Lexikon der Filmbegriffe

money shot

(1) Filmische Repräsentation der Spannungslösung beim sexuellen Höhepunkt: Ursprünglich euphemistisch-vornehme, in der Sexindustrie verwendete Variante für den Ausdruck cum shot (bzw. come shot), mit dem Nahaufnahmen von Orgasmen und das Verspritzen von Sperma im Pornofilm gemeint sind. Zuerst von Steven Ziplow in The film maker's guide to pornography (New York 1977) terminologisch erfasst.
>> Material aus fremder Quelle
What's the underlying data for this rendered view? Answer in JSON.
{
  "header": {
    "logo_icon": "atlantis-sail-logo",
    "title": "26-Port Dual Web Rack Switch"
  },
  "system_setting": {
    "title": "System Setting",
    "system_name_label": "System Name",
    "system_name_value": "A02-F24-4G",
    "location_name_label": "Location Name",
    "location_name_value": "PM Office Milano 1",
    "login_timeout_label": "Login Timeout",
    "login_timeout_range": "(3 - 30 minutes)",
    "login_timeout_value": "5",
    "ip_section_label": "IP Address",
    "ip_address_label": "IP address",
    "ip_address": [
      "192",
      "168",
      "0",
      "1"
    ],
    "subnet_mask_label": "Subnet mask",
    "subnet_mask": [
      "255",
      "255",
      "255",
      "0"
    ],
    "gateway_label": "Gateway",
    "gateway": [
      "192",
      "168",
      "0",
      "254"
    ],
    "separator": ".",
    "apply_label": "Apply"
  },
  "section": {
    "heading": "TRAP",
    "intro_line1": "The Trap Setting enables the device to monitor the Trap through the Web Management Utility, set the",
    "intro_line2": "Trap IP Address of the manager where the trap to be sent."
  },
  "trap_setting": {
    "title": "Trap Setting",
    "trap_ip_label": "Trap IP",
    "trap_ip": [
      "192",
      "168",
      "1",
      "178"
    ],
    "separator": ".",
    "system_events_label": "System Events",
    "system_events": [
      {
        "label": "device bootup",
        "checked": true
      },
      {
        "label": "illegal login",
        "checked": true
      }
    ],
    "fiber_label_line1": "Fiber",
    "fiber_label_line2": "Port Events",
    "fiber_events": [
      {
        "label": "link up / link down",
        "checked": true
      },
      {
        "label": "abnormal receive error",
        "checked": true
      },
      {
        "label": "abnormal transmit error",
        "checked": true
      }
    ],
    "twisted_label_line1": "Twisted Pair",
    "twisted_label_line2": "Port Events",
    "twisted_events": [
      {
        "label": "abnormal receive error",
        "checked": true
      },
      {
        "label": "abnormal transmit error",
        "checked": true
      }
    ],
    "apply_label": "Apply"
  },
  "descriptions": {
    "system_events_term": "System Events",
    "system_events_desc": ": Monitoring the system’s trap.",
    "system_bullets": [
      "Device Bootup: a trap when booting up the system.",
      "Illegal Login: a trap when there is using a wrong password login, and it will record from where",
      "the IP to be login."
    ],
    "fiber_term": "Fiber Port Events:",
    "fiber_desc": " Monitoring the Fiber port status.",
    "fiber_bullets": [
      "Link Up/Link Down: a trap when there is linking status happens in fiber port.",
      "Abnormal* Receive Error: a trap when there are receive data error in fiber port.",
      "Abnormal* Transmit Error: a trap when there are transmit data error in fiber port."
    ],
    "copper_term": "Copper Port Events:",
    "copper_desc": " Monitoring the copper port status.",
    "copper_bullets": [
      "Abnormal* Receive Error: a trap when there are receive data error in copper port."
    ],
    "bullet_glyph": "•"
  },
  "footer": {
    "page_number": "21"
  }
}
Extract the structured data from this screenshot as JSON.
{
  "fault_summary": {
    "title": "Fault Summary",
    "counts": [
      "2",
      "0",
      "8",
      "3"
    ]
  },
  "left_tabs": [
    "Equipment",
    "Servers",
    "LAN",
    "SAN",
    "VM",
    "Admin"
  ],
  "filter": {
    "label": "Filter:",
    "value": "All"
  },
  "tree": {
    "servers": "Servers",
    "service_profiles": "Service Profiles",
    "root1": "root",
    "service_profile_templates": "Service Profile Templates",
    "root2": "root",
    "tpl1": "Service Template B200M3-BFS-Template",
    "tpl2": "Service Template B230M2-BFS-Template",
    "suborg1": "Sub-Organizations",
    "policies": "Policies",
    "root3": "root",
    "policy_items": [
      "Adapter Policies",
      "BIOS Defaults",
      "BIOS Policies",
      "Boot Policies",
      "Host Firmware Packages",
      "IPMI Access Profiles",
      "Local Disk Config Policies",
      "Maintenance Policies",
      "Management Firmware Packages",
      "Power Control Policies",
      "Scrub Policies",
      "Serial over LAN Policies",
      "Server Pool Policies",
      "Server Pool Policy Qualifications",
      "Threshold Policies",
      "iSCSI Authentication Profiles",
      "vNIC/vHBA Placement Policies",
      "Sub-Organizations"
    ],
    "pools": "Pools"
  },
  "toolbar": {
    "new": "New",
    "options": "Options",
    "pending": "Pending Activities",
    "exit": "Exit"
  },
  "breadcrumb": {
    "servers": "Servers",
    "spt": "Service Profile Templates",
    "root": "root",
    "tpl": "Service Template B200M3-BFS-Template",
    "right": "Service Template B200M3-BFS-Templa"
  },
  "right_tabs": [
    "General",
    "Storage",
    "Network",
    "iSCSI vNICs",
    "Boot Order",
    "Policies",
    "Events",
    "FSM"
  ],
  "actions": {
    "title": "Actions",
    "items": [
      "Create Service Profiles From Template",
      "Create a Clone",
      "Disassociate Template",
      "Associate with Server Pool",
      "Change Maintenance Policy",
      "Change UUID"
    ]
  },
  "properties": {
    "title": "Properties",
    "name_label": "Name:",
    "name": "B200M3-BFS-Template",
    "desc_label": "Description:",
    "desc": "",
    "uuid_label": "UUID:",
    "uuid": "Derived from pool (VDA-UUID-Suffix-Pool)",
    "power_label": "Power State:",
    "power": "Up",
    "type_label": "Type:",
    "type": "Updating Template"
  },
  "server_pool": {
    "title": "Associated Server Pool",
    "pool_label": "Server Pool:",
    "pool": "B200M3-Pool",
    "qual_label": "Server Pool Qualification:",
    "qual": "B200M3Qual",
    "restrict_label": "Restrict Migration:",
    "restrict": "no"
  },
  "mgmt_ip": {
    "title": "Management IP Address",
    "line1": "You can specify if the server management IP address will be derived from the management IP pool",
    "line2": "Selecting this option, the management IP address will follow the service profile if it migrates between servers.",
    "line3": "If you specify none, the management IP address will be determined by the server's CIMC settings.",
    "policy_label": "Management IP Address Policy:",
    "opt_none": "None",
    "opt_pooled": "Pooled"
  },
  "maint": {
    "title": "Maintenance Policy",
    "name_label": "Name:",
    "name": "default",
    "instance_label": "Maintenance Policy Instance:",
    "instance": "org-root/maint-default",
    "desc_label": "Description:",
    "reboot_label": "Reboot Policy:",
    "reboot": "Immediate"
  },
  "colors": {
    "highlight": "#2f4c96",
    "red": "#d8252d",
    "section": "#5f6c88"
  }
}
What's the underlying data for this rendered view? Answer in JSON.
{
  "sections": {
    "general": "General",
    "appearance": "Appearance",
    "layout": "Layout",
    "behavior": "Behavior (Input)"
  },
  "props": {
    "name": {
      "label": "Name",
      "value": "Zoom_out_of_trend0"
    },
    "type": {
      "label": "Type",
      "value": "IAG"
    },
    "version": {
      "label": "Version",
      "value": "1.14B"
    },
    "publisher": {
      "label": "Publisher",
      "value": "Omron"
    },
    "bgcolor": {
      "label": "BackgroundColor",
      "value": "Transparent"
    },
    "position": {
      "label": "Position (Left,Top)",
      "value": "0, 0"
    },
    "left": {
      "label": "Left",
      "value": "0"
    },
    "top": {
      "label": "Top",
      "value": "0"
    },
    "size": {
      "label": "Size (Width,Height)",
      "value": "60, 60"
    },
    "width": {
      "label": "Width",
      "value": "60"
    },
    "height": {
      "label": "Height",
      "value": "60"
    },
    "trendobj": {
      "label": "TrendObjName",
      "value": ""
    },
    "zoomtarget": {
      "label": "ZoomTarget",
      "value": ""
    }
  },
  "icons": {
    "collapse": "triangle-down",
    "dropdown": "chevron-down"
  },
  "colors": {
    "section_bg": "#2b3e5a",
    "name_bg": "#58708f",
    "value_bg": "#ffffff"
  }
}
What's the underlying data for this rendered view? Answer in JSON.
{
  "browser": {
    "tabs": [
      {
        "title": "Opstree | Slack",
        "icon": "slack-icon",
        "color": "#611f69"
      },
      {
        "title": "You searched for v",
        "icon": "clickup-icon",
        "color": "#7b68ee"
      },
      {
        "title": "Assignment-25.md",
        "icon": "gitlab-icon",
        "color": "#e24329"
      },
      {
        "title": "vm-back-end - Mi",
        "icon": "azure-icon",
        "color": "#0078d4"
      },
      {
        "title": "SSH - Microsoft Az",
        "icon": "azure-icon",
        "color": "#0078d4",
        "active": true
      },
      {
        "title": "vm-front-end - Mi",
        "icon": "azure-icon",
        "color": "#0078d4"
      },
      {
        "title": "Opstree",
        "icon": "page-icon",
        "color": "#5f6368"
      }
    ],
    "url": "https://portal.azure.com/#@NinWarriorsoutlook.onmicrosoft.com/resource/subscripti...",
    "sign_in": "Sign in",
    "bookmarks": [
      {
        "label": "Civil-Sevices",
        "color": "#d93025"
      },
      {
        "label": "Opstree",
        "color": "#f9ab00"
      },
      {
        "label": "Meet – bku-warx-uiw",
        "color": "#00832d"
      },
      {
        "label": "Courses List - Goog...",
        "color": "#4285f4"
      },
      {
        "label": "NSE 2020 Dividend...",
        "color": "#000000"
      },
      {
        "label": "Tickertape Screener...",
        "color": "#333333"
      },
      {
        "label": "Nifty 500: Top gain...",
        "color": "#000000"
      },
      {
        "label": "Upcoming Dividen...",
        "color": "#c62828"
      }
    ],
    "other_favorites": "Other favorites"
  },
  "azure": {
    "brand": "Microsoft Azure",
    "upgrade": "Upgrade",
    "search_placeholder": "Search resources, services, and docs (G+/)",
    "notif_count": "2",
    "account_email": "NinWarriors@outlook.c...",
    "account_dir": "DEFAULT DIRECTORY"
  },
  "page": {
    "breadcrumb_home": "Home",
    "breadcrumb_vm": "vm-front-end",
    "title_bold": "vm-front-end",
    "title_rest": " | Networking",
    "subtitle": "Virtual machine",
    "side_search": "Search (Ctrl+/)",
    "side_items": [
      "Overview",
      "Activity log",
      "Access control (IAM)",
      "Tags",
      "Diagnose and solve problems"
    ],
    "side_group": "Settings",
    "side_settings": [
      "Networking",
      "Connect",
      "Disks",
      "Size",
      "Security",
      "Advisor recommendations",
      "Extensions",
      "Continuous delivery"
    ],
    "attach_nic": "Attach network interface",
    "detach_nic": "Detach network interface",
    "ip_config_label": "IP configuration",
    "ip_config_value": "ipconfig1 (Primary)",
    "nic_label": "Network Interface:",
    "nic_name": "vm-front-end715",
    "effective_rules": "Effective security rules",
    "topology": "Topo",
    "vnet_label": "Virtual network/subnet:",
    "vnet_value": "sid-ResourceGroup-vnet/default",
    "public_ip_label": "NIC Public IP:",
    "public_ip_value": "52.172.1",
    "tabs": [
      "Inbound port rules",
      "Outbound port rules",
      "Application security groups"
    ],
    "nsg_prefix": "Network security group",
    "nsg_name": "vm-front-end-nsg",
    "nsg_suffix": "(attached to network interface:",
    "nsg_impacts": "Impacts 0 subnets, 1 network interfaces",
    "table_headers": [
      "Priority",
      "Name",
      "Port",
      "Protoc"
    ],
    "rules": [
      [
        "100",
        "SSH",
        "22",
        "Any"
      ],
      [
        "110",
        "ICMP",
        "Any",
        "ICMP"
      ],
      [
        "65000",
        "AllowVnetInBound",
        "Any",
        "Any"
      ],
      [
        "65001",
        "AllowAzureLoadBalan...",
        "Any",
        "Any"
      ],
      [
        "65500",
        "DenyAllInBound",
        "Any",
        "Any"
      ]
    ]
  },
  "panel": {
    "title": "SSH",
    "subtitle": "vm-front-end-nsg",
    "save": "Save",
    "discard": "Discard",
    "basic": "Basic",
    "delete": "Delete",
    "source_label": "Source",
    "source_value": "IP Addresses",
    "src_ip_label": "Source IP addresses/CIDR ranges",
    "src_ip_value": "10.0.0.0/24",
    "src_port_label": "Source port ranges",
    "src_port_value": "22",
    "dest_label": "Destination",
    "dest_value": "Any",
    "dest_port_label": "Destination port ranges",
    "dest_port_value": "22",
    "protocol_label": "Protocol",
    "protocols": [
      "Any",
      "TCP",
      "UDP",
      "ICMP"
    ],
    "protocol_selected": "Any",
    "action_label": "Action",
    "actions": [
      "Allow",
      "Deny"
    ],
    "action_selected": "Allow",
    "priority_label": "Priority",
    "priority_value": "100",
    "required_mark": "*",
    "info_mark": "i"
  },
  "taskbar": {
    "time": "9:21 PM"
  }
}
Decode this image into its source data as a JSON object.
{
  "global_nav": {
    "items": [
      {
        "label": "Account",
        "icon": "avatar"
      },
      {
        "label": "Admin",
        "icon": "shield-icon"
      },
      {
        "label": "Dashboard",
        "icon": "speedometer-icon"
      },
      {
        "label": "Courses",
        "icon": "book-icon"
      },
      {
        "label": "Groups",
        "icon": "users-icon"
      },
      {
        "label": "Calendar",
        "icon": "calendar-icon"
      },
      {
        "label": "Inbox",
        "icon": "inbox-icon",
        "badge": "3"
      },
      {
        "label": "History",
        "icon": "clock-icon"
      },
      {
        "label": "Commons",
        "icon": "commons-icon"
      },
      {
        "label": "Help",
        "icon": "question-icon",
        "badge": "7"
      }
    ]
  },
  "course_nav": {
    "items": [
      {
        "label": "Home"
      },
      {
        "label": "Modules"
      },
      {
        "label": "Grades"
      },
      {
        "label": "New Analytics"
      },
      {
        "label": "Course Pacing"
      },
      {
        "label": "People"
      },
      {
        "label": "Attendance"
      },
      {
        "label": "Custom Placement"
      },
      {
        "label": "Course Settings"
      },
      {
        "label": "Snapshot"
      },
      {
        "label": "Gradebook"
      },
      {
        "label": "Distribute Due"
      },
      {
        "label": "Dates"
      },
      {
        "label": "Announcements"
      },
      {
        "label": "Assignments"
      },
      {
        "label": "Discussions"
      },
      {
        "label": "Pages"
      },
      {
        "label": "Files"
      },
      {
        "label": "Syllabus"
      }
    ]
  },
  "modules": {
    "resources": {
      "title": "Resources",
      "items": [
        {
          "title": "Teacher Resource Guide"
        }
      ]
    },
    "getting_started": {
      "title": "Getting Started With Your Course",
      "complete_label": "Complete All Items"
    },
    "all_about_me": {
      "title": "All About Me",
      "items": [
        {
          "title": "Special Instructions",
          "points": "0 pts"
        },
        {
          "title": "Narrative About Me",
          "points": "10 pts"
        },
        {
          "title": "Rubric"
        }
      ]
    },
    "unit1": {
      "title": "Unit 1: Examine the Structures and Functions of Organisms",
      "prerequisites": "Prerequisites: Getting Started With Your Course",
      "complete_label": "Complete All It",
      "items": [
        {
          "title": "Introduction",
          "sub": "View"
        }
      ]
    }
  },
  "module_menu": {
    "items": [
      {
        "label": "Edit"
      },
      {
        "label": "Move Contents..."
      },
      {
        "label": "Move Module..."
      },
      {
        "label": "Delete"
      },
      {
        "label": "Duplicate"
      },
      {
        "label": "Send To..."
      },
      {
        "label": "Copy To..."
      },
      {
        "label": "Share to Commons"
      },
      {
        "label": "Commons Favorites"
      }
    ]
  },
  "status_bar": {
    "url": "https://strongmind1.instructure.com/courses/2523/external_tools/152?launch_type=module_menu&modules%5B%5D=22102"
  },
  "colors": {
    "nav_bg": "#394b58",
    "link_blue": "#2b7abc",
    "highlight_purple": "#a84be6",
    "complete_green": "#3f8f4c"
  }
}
Da nach vorherrschender Meinung der Produzenten derartiger Filme die Zuschauer solche Szenen unbedingt sehen wollen und deswegen diese Filme kaufen oder besuchen, verdient die Pornofilmindustrie mit der Produktion von money shots ihr Brot. Im Laufe der Zeit wurde der Ausdruck allerdings metonymisch auf exploitativ nutzbare Situationen aller Art übertragen, insbesondere auf solche mit hohem emotionalen Schlüsselwert. Daher wird dann metanarrativ der money shot selbst thematisiert, so bereits in The Money Shot (USA 1996, Matthew Mailer), in dem ein erfolgloser Filmemacher seine Karriere durch Lebensbeschreibungen New Yorker Straßenkinder aufpolieren will. Und die amerikanische TV-Serie The Money Shot (aka The Money $hot): The Series. A Dark Comedy About the Business Side of the Adult Business (2000) führt ihr Konzept bereits im Untertitel.

Literatur: Williams, Linda: Hard core: power, pleasure, and the “frenzy of the visible”. 2. Aufl. Berkeley/Los Angeles/London: University of California Press 1999, S. 92-119.

(2) (einzelfilmbezogener) emotionaler Schlüsselmoment beim Betrachter; erweitert: dramaturgisch relevanter emotionaler Höhepunkt bei TV-Talkshows.
Mit money shot bezeichnet die englisch-australische Filmwissenschaftlerin Jane Mills jenen speziellen Moment, der den Zuschauer mit einem Film „vereint“, ihn zum Liebhaber und Komplizen macht und ihn so immer wieder erneut ins Kino zwingt, um das Produkt seiner Begierde erneut zu betrachten. Einen anderen Schritt in der Definitionsgeschichte des Ausdrucks macht die amerikanische Medienwissenschaftlerin Laura Grindstaff, wenn sie ihn als Kriterium für den Erfolg von Talkshows anwendet und an – dramaturgisch ersehnte, für den Zuschauer aber trotzdem unerwartete und überraschende – Kontrollverluste und heftige Emotionsschübe von Gästen bindet.
Inzwischen wird von money shot – seiner sexuellen Bedeutungskomponente entledigt – im publizistischen Jargon der Wirtschaft metaphorisch im Sinne eines Äquivalents für „zündende Idee, die Profit bringt“ gesprochen.

Literatur: Mills, Jane: The money shot. Cinema, sin, and censorship. Annandale, NSW: Pluto Press 2001. – Grindstaff, Laura: The money shot. Trash, class, and the making of TV talk shows. Chicago: University of Chicago Press 2002.